The vulnerability rating taxonomy represents a categorization of defects and includes various categories such as server security misconfiguration, server-side injection, broken authentication and session management, sensitive data exposure, insecure OS/Firmware, broken cryptography, automotive security misconfiguration, cross-site request forgery, application-level denial-of-service, cross-site scripting, and so on. Different types of system defects or vulnerabilities that are known are classified into categories as defined by the vulnerability rating taxonomy. Other features describing the user provided as input to the machine learning model include: features reported by the user such as interests or skills. Features describing a user may include interests, skills, and experiences obtained by the system by crawling external sources linked to the researchers, such as their linkedIn, Github, HackTheBox or bug bounty service provider profiles. Features describing a user may include stakeholder ratings of researchers, for example if an expert user for example, a triager of the system described rates a given researcher as being skilled in a particular attack method. Features describing a user may include natural language processing (NLP) features, such as word embeddings derived from researcher submission texts. Features describing a target may include features of an external system associated with the target, for example the size of the company, the company's industry, and so on.

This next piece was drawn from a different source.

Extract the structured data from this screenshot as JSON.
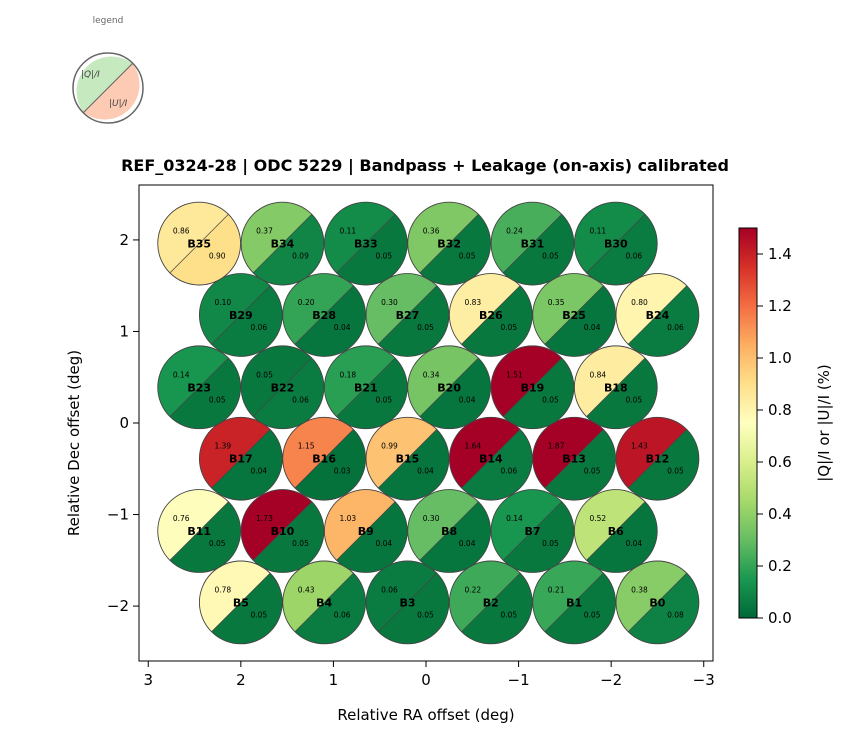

If there is no information available for the history of a user, the system finds similar users/researchers based on the data available. The system uses data from similar existing researchers to provide matches.

According to an embodiment, the user vector and the target system vectors are combined into a single vector that is provided as input to the machine learning model. Examples of tags used include, ‘.NET’, ‘API Testing’, ‘ASP’, ‘ASP.NET’, ‘AWS’, ‘AWS CodeCommit’, ‘AWS IoT’, ‘ActionScript’, ‘Adobe Experience Manager’, ‘Agriculture’, ‘Akamai CDN’, ‘Algolia’, ‘Amazon Cloudfront’, and so on.

According to an embodiment, the machine learning model is a gradient boosted decision tree. However other embodiments may use other types of machine learning models, for example, neural networks such as multi-layered perceptrons may be used.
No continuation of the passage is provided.